When Rabbi Sid Schwarz relays progressive Judaism for Week Eight’s Interfaith Friday, he said that he will also be balancing a millennia of Rabbinic commentary.
“I stand on the shoulders of many,” Schwarz said.
Schwarz will deliver his lecture “The Creation Story and Humanity’s Homework: A Jewish Take” at 2 p.m. EDT Friday, Aug. 21, on the CHQ Assembly Video Platform. This Week Eight Interfaith Friday lecture will describe the creation story from the perspective of progressive Judaism.
Schwarz is a senior fellow at Hazon, a Jewish organization based in New York. He also founded PANIM: The Institute for Jewish Leadership and Values, and led the institute for its first 21 years.
Schwarz has attended the last five seasons of Chautauqua’s summers. He previously spoke at Chautauqua in a 2017 conversation with broadcast journalist Bill Moyers on Jewish megatrends during the week on “A Crisis of Faith?”
Schwarz said he sees the Bible as a Rorschach test. There are core traditions that embrace the Hebrew Bible, but an individual reading these stories does so through the context of their own religious journey.
Schwarz jump-started his own religious journey in 1970, the summer before his senior year of high school. He traveled around Eastern Europe with other Jewish teens in the United Synagogue Youth to hear from Soviet Jews who were not permitted to practice their religion, speak their language or engage in Jewish culture. The students learned about the treatment of these people, who in turned gained hope hearing from students who could freely practice their Jewish religion.
At the time, Refuseniks — Jewish people in the Soviet Union who had applied to leave the Soviet Union for Israel — were losing their jobs or were even arrested for wanting to leave. Jewish people worldwide were protesting the treatment of these Jews.
“It made me realize how much privilege I had to freely practice my religion,” Schwarz said.
When Schwarz returned to the United States, he began traveling to synagogues and other institutions across the country to educate people on the treatment of Jewish people in the Soviet Union. This was the start of his human rights work, not just for Jewish people but for other persecuted groups worldwide.
By 1987, Schwarz had become a rabbi and joined the Jewish Communication Relations Council. They were gearing up for December of that year, when Soviet leader Mikhail Gorbachev was scheduled to meet withPresident Ronald Reagan in Washington D.C. That same year, the Jewish Soviet prisoner Natan Sharansky had just been released and was traveling around the country calling for people to go to D.C. to protest the treatment of Jews and pressure Gorbachev to allow Jewish people to freely leave the Soviet Union.
Schwarz was the one who organized the protest. They had planned for 25,000 to participate. When he filed the form that legitimized the march, Schwarz said they expected 50,000 people, in order to get the attention of the media in advance of the protest. Instead, a quarter of a million people arrived at the protest and broke down public transportation.
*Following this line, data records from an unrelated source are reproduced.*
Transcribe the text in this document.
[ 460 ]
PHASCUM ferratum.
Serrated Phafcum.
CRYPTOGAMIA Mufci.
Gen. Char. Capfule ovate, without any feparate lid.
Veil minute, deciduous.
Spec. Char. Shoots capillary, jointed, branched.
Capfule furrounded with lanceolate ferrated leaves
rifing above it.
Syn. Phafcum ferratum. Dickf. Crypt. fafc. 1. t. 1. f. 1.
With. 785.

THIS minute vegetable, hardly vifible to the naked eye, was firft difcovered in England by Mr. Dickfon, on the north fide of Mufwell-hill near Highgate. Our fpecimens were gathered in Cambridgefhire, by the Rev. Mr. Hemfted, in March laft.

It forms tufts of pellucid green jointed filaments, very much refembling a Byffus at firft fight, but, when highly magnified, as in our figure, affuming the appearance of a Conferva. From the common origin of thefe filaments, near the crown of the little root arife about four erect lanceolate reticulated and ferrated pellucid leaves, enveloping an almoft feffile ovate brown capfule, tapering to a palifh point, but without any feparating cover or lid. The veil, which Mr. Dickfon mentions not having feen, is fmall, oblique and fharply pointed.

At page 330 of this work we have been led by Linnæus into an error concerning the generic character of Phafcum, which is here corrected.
It was covered on the front page of every major news publication. After this protest, every time Reagan met with Gorbachev, Reagan would pull out a list of names of Soviet Jews who had been persecuted. The protest was the catalyst for what Schwarz calls the “second exodus” of Jewish people who migrated to Israel.
Schwarz’s Interfaith Friday lecture represents a history with a heavy weight alongside Judaism’s creation story. He plans to detail two different images of God presented in Jewish texts.
“The version of God I like is not the one that is the master of the universe, but rather is unfolding the creation of the world, which continues to this day,” Schwarz said.
This program is sponsored by the Eileen and Warren Martin Lectureship for Emerging Studies in Bible and Theology.